I found the TurboTax Step-by-Step method too laborious to go back through after my first time so I chose instead to directly fill in the Forms and Worksheets.
Buttercup says
Thanks for this article and especially the information on answering “no” to the “No Other Income or Expenses” question. I don’t understand why the answer is no though when all three statements are true. Is this a bug in TurboTax? Or am I understanding the question incorrectly? If you answer yes TurboTax just goes on as if everything’s ok but then gives you an error in the 1116 worksheet with no help.
Harry Sit says
Answering no triggers additional questions on qualified dividends and above-the-line deductions. Answering yes bypasses those questions. Answering no and leaving those questions blank has the same effect as answering yes. So you might as well answer no and see if those questions are relevant. Most likely some of your dividends are qualified and some of your above-the-line deductions relate only to the U.S. Both of those require additional inputs.
fluffy says
I read through the article and the comments. Overall I found it helpful, thank you. However I could not find information on how to handle my situation.
I have non-trivial amounts from:
1) dividends from foreign stocks in a foreign country, and foreign taxes were paid.
2) long term capital gains from selling foreign stocks in foreign country, and foreign taxes were paid.
Naturally, there is no 1099-DIV or 1099-B issued since these happened in a foreign country.
For the dividends, I was able to create a 1099-DIV and show foreign taxes paid on the dividends and then use the Foreign Tax Credit.

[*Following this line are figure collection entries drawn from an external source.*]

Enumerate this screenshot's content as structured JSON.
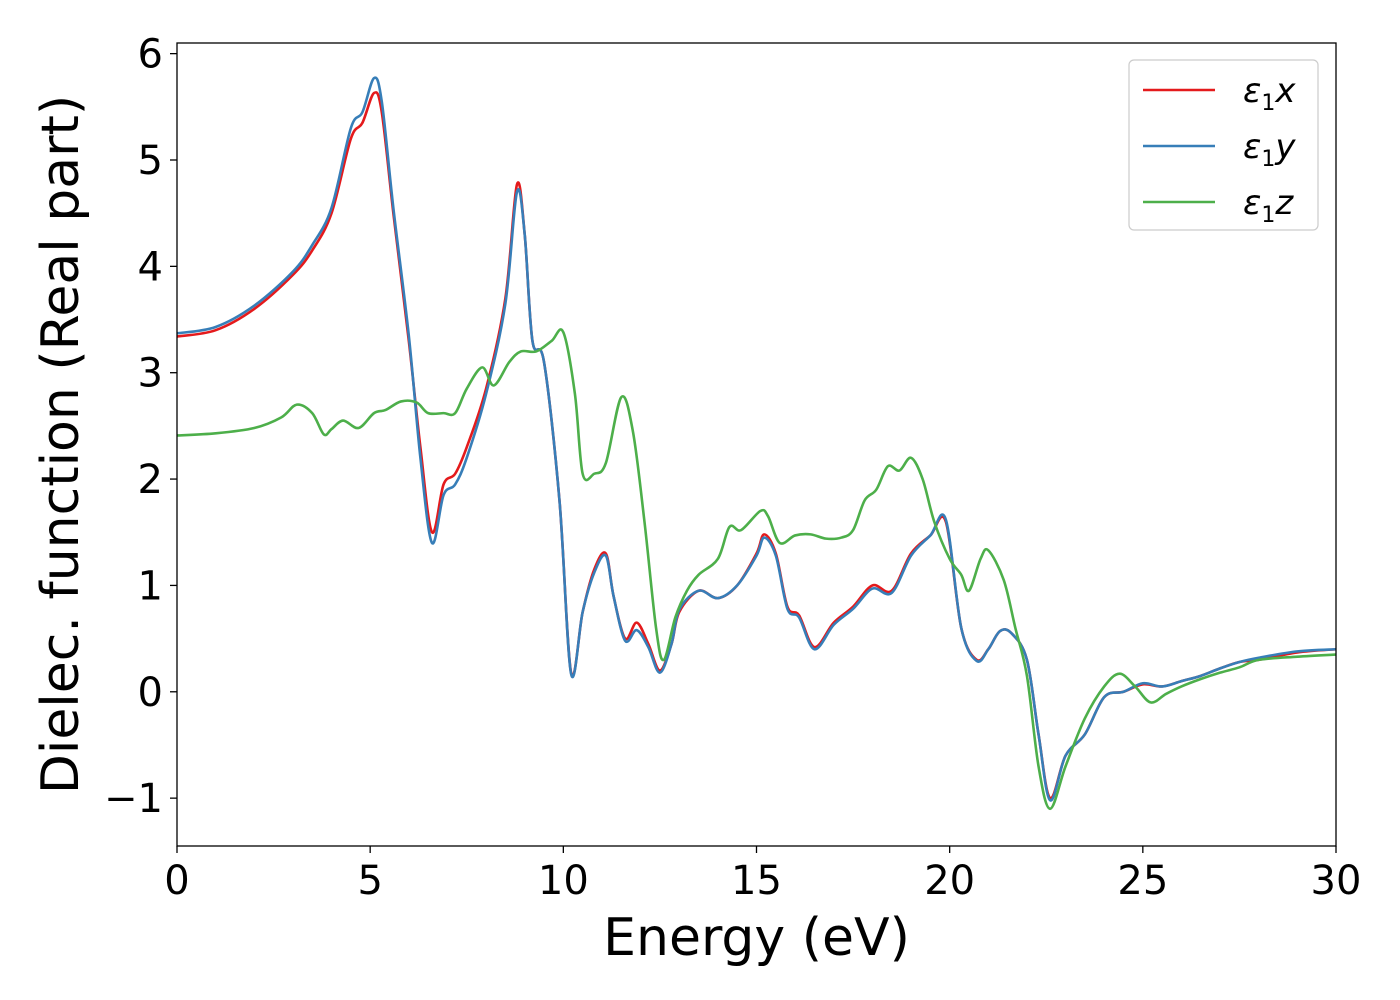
{
  "chart_data": {
    "type": "line",
    "xlabel": "Energy (eV)",
    "ylabel": "Dielec. function (Real part)",
    "xlim": [
      0,
      30
    ],
    "ylim": [
      -1.45,
      6.1
    ],
    "xticks": [
      0,
      5,
      10,
      15,
      20,
      25,
      30
    ],
    "yticks": [
      -1,
      0,
      1,
      2,
      3,
      4,
      5,
      6
    ],
    "grid": false,
    "legend_position": "top-right",
    "series": [
      {
        "name": "ε1x",
        "legend_base": "ε",
        "legend_sub": "1",
        "legend_var": "x",
        "color": "#e41a1c",
        "points": [
          [
            0,
            3.34
          ],
          [
            1,
            3.4
          ],
          [
            2,
            3.6
          ],
          [
            3,
            3.92
          ],
          [
            3.5,
            4.15
          ],
          [
            4,
            4.5
          ],
          [
            4.5,
            5.2
          ],
          [
            4.8,
            5.35
          ],
          [
            5.1,
            5.63
          ],
          [
            5.3,
            5.45
          ],
          [
            5.6,
            4.5
          ],
          [
            6,
            3.3
          ],
          [
            6.3,
            2.3
          ],
          [
            6.6,
            1.5
          ],
          [
            6.9,
            1.95
          ],
          [
            7.2,
            2.05
          ],
          [
            7.5,
            2.3
          ],
          [
            8,
            2.85
          ],
          [
            8.5,
            3.7
          ],
          [
            8.8,
            4.77
          ],
          [
            9,
            4.3
          ],
          [
            9.2,
            3.3
          ],
          [
            9.5,
            3.1
          ],
          [
            9.9,
            1.8
          ],
          [
            10.2,
            0.18
          ],
          [
            10.5,
            0.75
          ],
          [
            10.8,
            1.15
          ],
          [
            11.1,
            1.3
          ],
          [
            11.3,
            0.9
          ],
          [
            11.6,
            0.5
          ],
          [
            11.9,
            0.65
          ],
          [
            12.2,
            0.45
          ],
          [
            12.5,
            0.2
          ],
          [
            12.8,
            0.45
          ],
          [
            13,
            0.75
          ],
          [
            13.5,
            0.95
          ],
          [
            14,
            0.88
          ],
          [
            14.5,
            1.0
          ],
          [
            15,
            1.3
          ],
          [
            15.2,
            1.48
          ],
          [
            15.5,
            1.3
          ],
          [
            15.8,
            0.8
          ],
          [
            16.1,
            0.72
          ],
          [
            16.5,
            0.42
          ],
          [
            17,
            0.65
          ],
          [
            17.5,
            0.8
          ],
          [
            18,
            1.0
          ],
          [
            18.5,
            0.95
          ],
          [
            19,
            1.3
          ],
          [
            19.5,
            1.47
          ],
          [
            19.9,
            1.6
          ],
          [
            20.3,
            0.6
          ],
          [
            20.7,
            0.3
          ],
          [
            21,
            0.4
          ],
          [
            21.3,
            0.57
          ],
          [
            21.6,
            0.55
          ],
          [
            22,
            0.3
          ],
          [
            22.3,
            -0.4
          ],
          [
            22.6,
            -1.0
          ],
          [
            23,
            -0.6
          ],
          [
            23.5,
            -0.4
          ],
          [
            24,
            -0.05
          ],
          [
            24.5,
            0.0
          ],
          [
            25,
            0.07
          ],
          [
            25.5,
            0.05
          ],
          [
            26,
            0.1
          ],
          [
            26.5,
            0.15
          ],
          [
            27,
            0.22
          ],
          [
            27.5,
            0.28
          ],
          [
            28,
            0.3
          ],
          [
            29,
            0.37
          ],
          [
            30,
            0.4
          ]
        ]
      },
      {
        "name": "ε1y",
        "legend_base": "ε",
        "legend_sub": "1",
        "legend_var": "y",
        "color": "#377eb8",
        "points": [
          [
            0,
            3.37
          ],
          [
            1,
            3.43
          ],
          [
            2,
            3.63
          ],
          [
            3,
            3.95
          ],
          [
            3.5,
            4.2
          ],
          [
            4,
            4.55
          ],
          [
            4.5,
            5.3
          ],
          [
            4.8,
            5.45
          ],
          [
            5.1,
            5.77
          ],
          [
            5.3,
            5.55
          ],
          [
            5.6,
            4.55
          ],
          [
            6,
            3.35
          ],
          [
            6.3,
            2.2
          ],
          [
            6.6,
            1.4
          ],
          [
            6.9,
            1.85
          ],
          [
            7.2,
            1.95
          ],
          [
            7.5,
            2.2
          ],
          [
            8,
            2.8
          ],
          [
            8.5,
            3.65
          ],
          [
            8.8,
            4.7
          ],
          [
            9,
            4.3
          ],
          [
            9.2,
            3.3
          ],
          [
            9.5,
            3.1
          ],
          [
            9.9,
            1.8
          ],
          [
            10.2,
            0.17
          ],
          [
            10.5,
            0.75
          ],
          [
            10.8,
            1.12
          ],
          [
            11.1,
            1.28
          ],
          [
            11.3,
            0.9
          ],
          [
            11.6,
            0.48
          ],
          [
            11.9,
            0.58
          ],
          [
            12.2,
            0.42
          ],
          [
            12.5,
            0.18
          ],
          [
            12.8,
            0.45
          ],
          [
            13,
            0.77
          ],
          [
            13.5,
            0.95
          ],
          [
            14,
            0.88
          ],
          [
            14.5,
            1.0
          ],
          [
            15,
            1.28
          ],
          [
            15.2,
            1.45
          ],
          [
            15.5,
            1.28
          ],
          [
            15.8,
            0.78
          ],
          [
            16.1,
            0.7
          ],
          [
            16.5,
            0.4
          ],
          [
            17,
            0.63
          ],
          [
            17.5,
            0.78
          ],
          [
            18,
            0.97
          ],
          [
            18.5,
            0.93
          ],
          [
            19,
            1.28
          ],
          [
            19.5,
            1.47
          ],
          [
            19.9,
            1.62
          ],
          [
            20.3,
            0.6
          ],
          [
            20.7,
            0.29
          ],
          [
            21,
            0.4
          ],
          [
            21.3,
            0.57
          ],
          [
            21.6,
            0.55
          ],
          [
            22,
            0.3
          ],
          [
            22.3,
            -0.4
          ],
          [
            22.6,
            -1.02
          ],
          [
            23,
            -0.6
          ],
          [
            23.5,
            -0.4
          ],
          [
            24,
            -0.05
          ],
          [
            24.5,
            0.0
          ],
          [
            25,
            0.08
          ],
          [
            25.5,
            0.05
          ],
          [
            26,
            0.1
          ],
          [
            26.5,
            0.15
          ],
          [
            27,
            0.22
          ],
          [
            27.5,
            0.28
          ],
          [
            28,
            0.32
          ],
          [
            29,
            0.38
          ],
          [
            30,
            0.4
          ]
        ]
      },
      {
        "name": "ε1z",
        "legend_base": "ε",
        "legend_sub": "1",
        "legend_var": "z",
        "color": "#4daf4a",
        "points": [
          [
            0,
            2.41
          ],
          [
            1,
            2.43
          ],
          [
            2,
            2.48
          ],
          [
            2.7,
            2.58
          ],
          [
            3.1,
            2.7
          ],
          [
            3.5,
            2.62
          ],
          [
            3.8,
            2.42
          ],
          [
            4.0,
            2.47
          ],
          [
            4.3,
            2.55
          ],
          [
            4.7,
            2.48
          ],
          [
            5.1,
            2.62
          ],
          [
            5.4,
            2.65
          ],
          [
            5.8,
            2.73
          ],
          [
            6.2,
            2.72
          ],
          [
            6.5,
            2.62
          ],
          [
            6.9,
            2.62
          ],
          [
            7.2,
            2.62
          ],
          [
            7.5,
            2.85
          ],
          [
            7.9,
            3.05
          ],
          [
            8.2,
            2.88
          ],
          [
            8.6,
            3.1
          ],
          [
            8.9,
            3.2
          ],
          [
            9.3,
            3.2
          ],
          [
            9.7,
            3.3
          ],
          [
            10,
            3.38
          ],
          [
            10.3,
            2.8
          ],
          [
            10.5,
            2.05
          ],
          [
            10.8,
            2.05
          ],
          [
            11.1,
            2.15
          ],
          [
            11.5,
            2.77
          ],
          [
            11.8,
            2.45
          ],
          [
            12.1,
            1.6
          ],
          [
            12.4,
            0.6
          ],
          [
            12.6,
            0.3
          ],
          [
            12.9,
            0.7
          ],
          [
            13.2,
            0.95
          ],
          [
            13.5,
            1.1
          ],
          [
            14,
            1.25
          ],
          [
            14.3,
            1.55
          ],
          [
            14.6,
            1.52
          ],
          [
            15.1,
            1.7
          ],
          [
            15.3,
            1.65
          ],
          [
            15.6,
            1.4
          ],
          [
            16,
            1.47
          ],
          [
            16.4,
            1.48
          ],
          [
            16.8,
            1.44
          ],
          [
            17.2,
            1.45
          ],
          [
            17.5,
            1.52
          ],
          [
            17.8,
            1.8
          ],
          [
            18.1,
            1.9
          ],
          [
            18.4,
            2.12
          ],
          [
            18.7,
            2.08
          ],
          [
            19,
            2.2
          ],
          [
            19.3,
            2.0
          ],
          [
            19.6,
            1.6
          ],
          [
            20,
            1.25
          ],
          [
            20.3,
            1.1
          ],
          [
            20.5,
            0.95
          ],
          [
            20.8,
            1.25
          ],
          [
            21,
            1.33
          ],
          [
            21.4,
            1.05
          ],
          [
            21.7,
            0.6
          ],
          [
            22.0,
            0.15
          ],
          [
            22.3,
            -0.7
          ],
          [
            22.6,
            -1.1
          ],
          [
            23,
            -0.7
          ],
          [
            23.5,
            -0.25
          ],
          [
            24,
            0.05
          ],
          [
            24.4,
            0.17
          ],
          [
            24.8,
            0.05
          ],
          [
            25.2,
            -0.1
          ],
          [
            25.6,
            -0.02
          ],
          [
            26,
            0.05
          ],
          [
            26.5,
            0.12
          ],
          [
            27,
            0.18
          ],
          [
            27.5,
            0.23
          ],
          [
            28,
            0.3
          ],
          [
            29,
            0.33
          ],
          [
            30,
            0.35
          ]
        ]
      }
    ]
  }
}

Now, how do I report the long term capital gains from foreign stocks sold in TurboTax? Should I manually input a 1099-B in TurboTax? But if I do that, I cannot show the foreign taxes paid, as I could on 1099-DIV, and then I don’t think I can go through the foreign tax credit for the taxes paid on these long term capital gains.
brendon says
Harry, I appreciate your article as it helped me tame the 1116 process. I did have to use “various” for my countries, as I had four separate statements with different countries on them (they weren’t all from RIC).

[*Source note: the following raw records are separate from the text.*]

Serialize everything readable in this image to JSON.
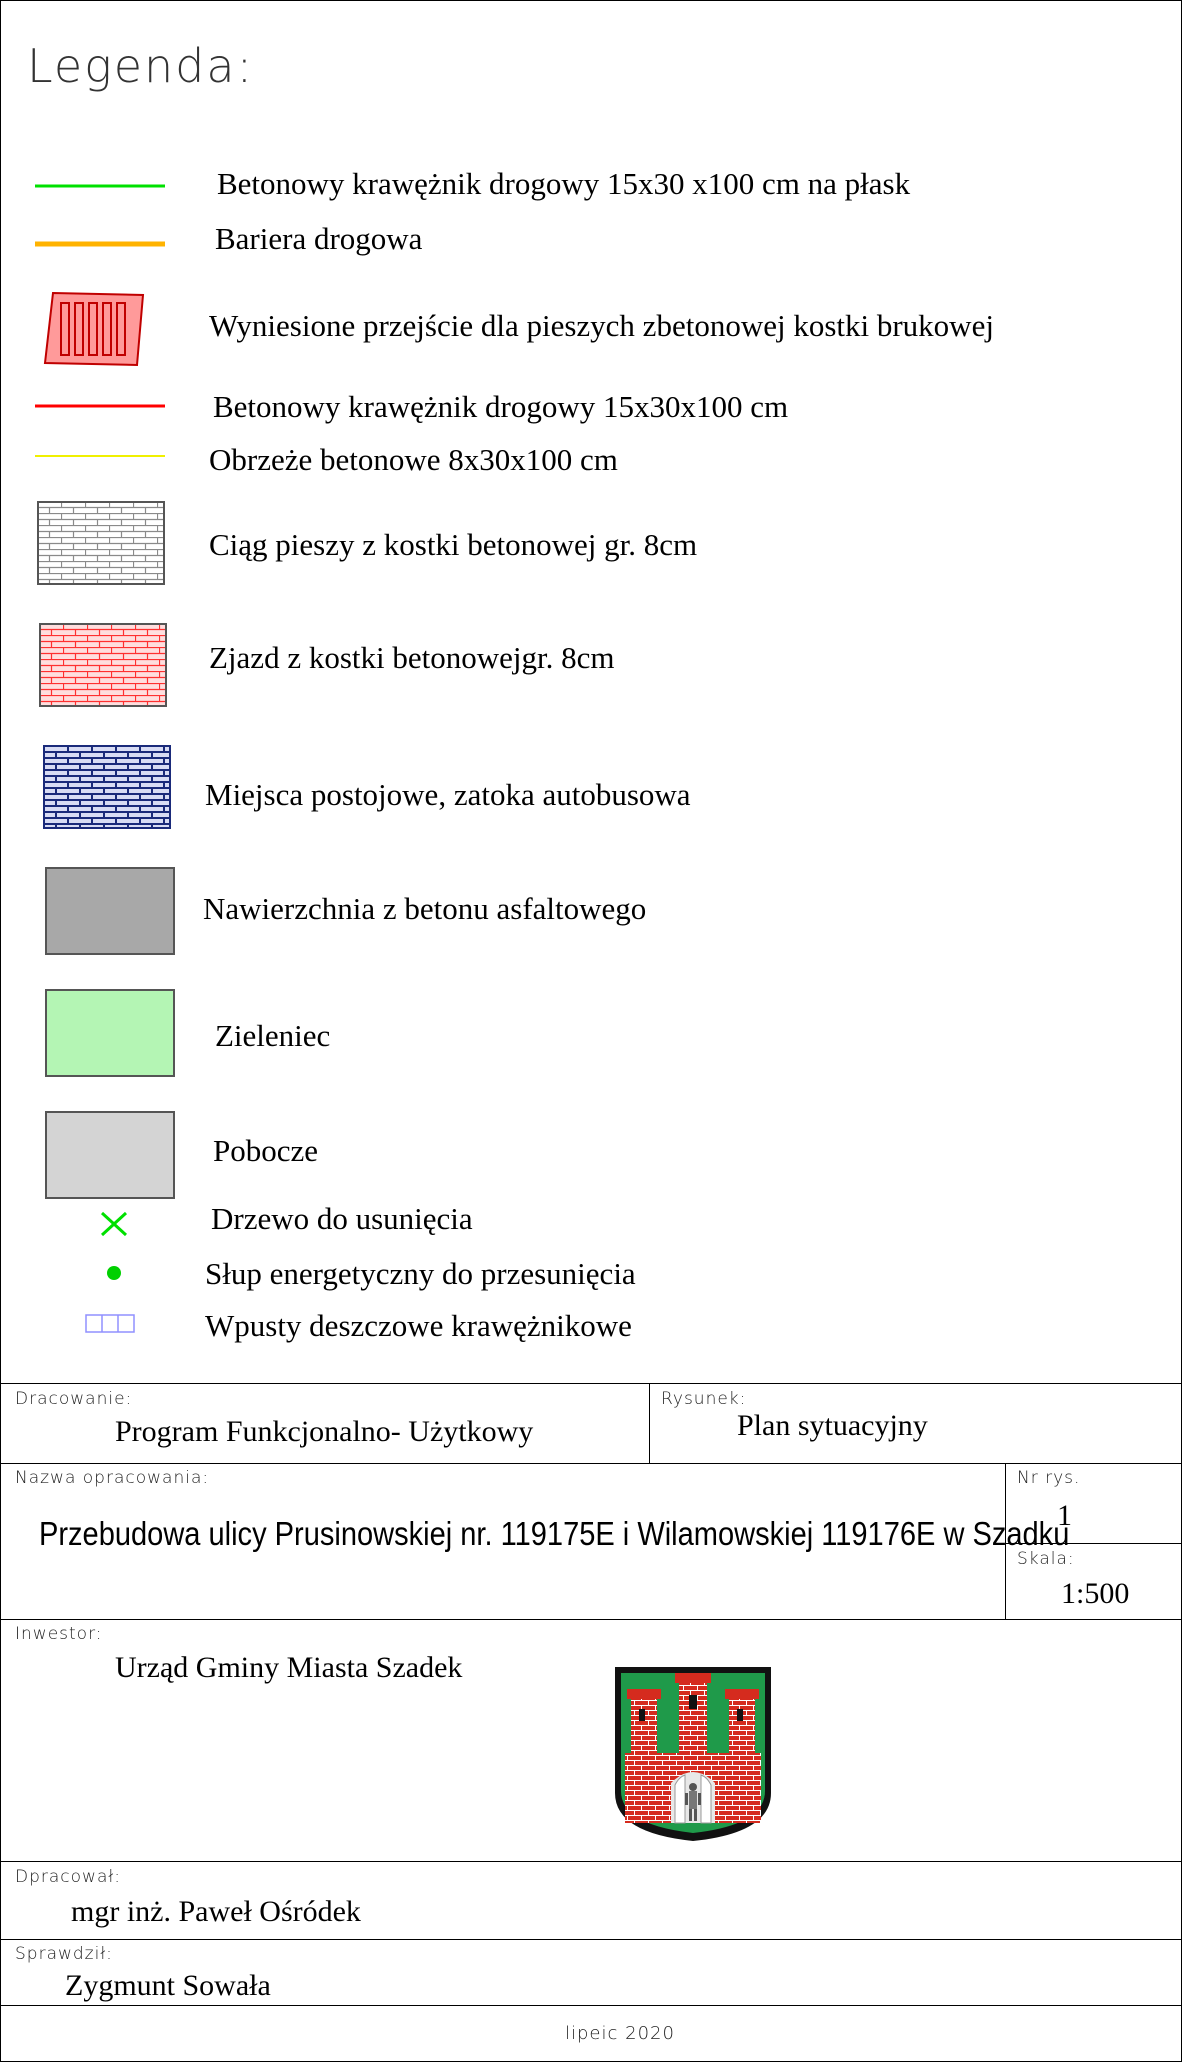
{
  "legend": {
    "title": "Legenda:",
    "items": [
      {
        "label": "Betonowy krawężnik drogowy 15x30 x100 cm na płask",
        "icon": "green-line-icon",
        "color": "#00e000"
      },
      {
        "label": "Bariera drogowa",
        "icon": "orange-line-icon",
        "color": "#ffb300"
      },
      {
        "label": "Wyniesione przejście dla pieszych zbetonowej kostki brukowej",
        "icon": "crosswalk-icon",
        "color": "#ff0000"
      },
      {
        "label": "Betonowy krawężnik drogowy 15x30x100 cm",
        "icon": "red-line-icon",
        "color": "#ff0000"
      },
      {
        "label": "Obrzeże betonowe 8x30x100 cm",
        "icon": "yellow-line-icon",
        "color": "#f0f000"
      },
      {
        "label": "Ciąg pieszy z kostki betonowej gr. 8cm",
        "icon": "gray-paving-icon",
        "color": "#8a8a8a"
      },
      {
        "label": "Zjazd z  kostki betonowejgr. 8cm",
        "icon": "red-paving-icon",
        "color": "#ff3030"
      },
      {
        "label": "Miejsca postojowe, zatoka autobusowa",
        "icon": "blue-paving-icon",
        "color": "#1a2a7a"
      },
      {
        "label": "Nawierzchnia z betonu asfaltowego",
        "icon": "asphalt-swatch-icon",
        "color": "#a8a8a8"
      },
      {
        "label": "Zieleniec",
        "icon": "green-swatch-icon",
        "color": "#b4f5b4"
      },
      {
        "label": "Pobocze",
        "icon": "verge-swatch-icon",
        "color": "#d4d4d4"
      },
      {
        "label": "Drzewo do usunięcia",
        "icon": "x-mark-icon",
        "color": "#00e000"
      },
      {
        "label": "Słup energetyczny do przesunięcia",
        "icon": "dot-icon",
        "color": "#00d000"
      },
      {
        "label": "Wpusty deszczowe krawężnikowe",
        "icon": "drain-icon",
        "color": "#9090ff"
      }
    ]
  },
  "titleblock": {
    "opracowanie_cap": "Dracowanie:",
    "opracowanie_val": "Program Funkcjonalno- Użytkowy",
    "rysunek_cap": "Rysunek:",
    "rysunek_val": "Plan sytuacyjny",
    "nazwa_cap": "Nazwa opracowania:",
    "nazwa_val": "Przebudowa ulicy  Prusinowskiej nr. 119175E i Wilamowskiej 119176E w Szadku",
    "nrrys_cap": "Nr rys.",
    "nrrys_val": "1",
    "skala_cap": "Skala:",
    "skala_val": "1:500",
    "inwestor_cap": "Inwestor:",
    "inwestor_val": "Urząd Gminy Miasta Szadek",
    "opracowal_cap": "Dpracował:",
    "opracowal_val": "mgr inż. Paweł Ośródek",
    "sprawdzil_cap": "Sprawdził:",
    "sprawdzil_val": "Zygmunt Sowała",
    "date": "lipeic 2020"
  }
}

I also appreciate your “make fewer things matter” motto. I am going to donate or sell some of these foreign investments this year due to the frustrations of the tax process.
Eric David Sandler says
Harry, I am a U.S. investor, trading on U.S exchanges, Nasdaq, or Nasdaq pink sheets, and receive dividends from some foreign domiciled companies that, for whatever reason, do NOT levy a withholding tax on my dividend. For example, dividends from Australian-based Newcrest Mining and Evolution Mining had no withholding because Australia doesn’t impose it. Question: Do I include dividend amounts from foreign domiciled companies that do NOT withhold on line 1a of Form 1116—“Gross income from sources within country shown above and of the type checked above”
Harry Sit says
This post is for dividends from mutual funds and ETFs. I don’t know much about individual stocks from different countries. Just by looking at the form, it looks like yes, you fill out the foreign income by country, one in each column.